Roaring Mountain occurs in one of the hottest parts of Yellowstone National Park.  This might be because the magma is closer to the surface here than in other locations. It is estimated that the magma is 1.6 to 3.2 kilometers below the surface (one to two miles).  As snow and rainwater percolates down through fractures in the rocks, the warmth from the magma heats it up. Hydrogen sulfide (H2S) gas from the magma dissolves in the water.  The hot – now acidic - water rises back up to the surface. It dissolves the rhyolite rock, removing the minerals and leaving behind an aluminum-rich clay called kaolinite. The acidic water forms steaming fumaroles and runs off the mountain.

Microbial Ecology

Green Cyanidium found at the base of the mountain in runoff - July 24, 2007Chemotrophic organisms – those that use chemicals for a source of energy - can be found close to the vents. Vivid green photosynthesizing algae can be found further downstream in the highly acidic runoff.  Photosynthesizing organisms, or phototrophs, utilize solar energy as their source of energy.

Sulfolobus acidocaldarius is a chemotropic archaea found at Roaring Mountain. Archaea are single-celled microorganisms that lack a nuclei. This particular organism was first found in Yellowstone National Park by Thomas D. Brock and colleagues in the late 1960’s.  Sulfolobus acidocaldarius is colorless, in a spherical form with lobes.
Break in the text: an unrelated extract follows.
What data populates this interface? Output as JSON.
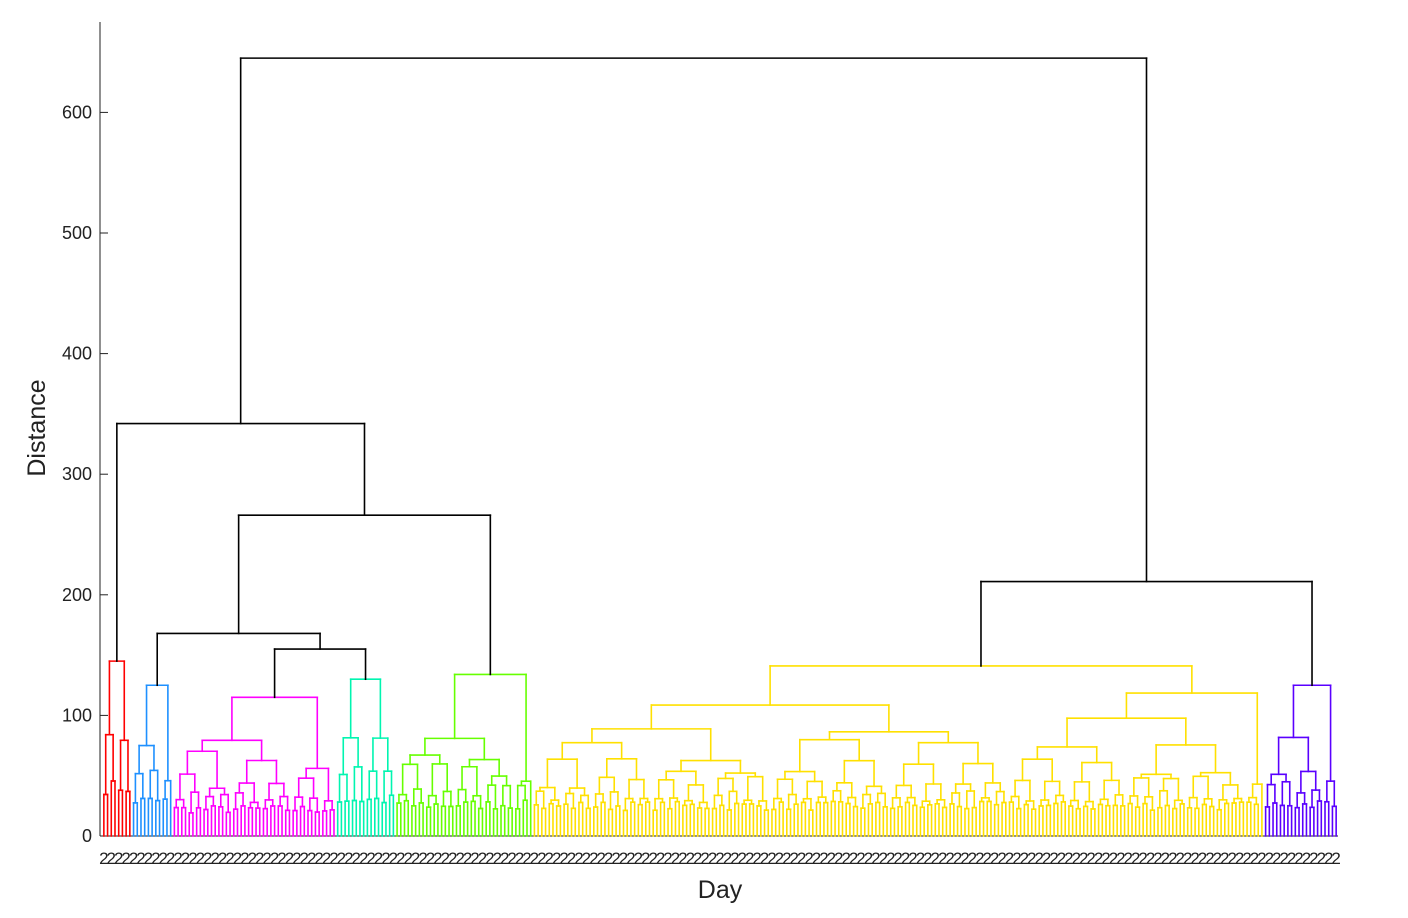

It likes high heat and sulfur.  Its ideal temperature is <90° C (194°F), therefore it can be categorized as a hyperthermophile.  (Yellowstone Resources & Issues, 2007)  At the surface, Sulfolobus acidocaldarius converts hydrogen sulfide and oxygen from the air into sulfuric acid (H2SO4).   The sulfuric acid is taken up by the water, which becomes acidic. This acid rich water breaks down the rhyolite rocks into kaolinite clay – so Sulfolobus acidocaldarius is eating away Roaring Mountain!

Some of the acidic water flows off the mountain into small streams.  These streams contain no photosynthetic bacteria due to the high acidity and temperature.  However, Cyanidium caldarium, vivid green acid-loving algae, has been found downstream where the acidic water reaches a cool enough temperature.  On July 24, 2007 the pH of the water at the base of the mountain, where  Cyanidium caldarium was observed, was measured at 1.68 – more acidic than vinegar. The temperature of the water was 40° C (104° F). The algae appear as green streamers or mats.

Planetary Science Connections

Roaring Mountain contains chemical markers that indicate life and that might occur on other planets. A probe sent to the planet could look for the spectral signature of kaolinite or other clays, which would indicate the existence of liquid water at present or some time in the past. Kaolinite requires liquid water to form and liquid water is one of the fundamental requirements for life as we know it.   A spectrograph of the area in question could be compared to spectra acquired from kaolinite or other clays from Earth to determine if clay was present.

 
Sources

Fritz, William J.   Roadside Geology of the Yellowstone Country   Missoula, Montana: Mountain Press Publishing Company 1985

Yellowstone Resources & Issues 2007.  Yellowstone National Park, Mammoth Hot Springs, Wyoming 2007.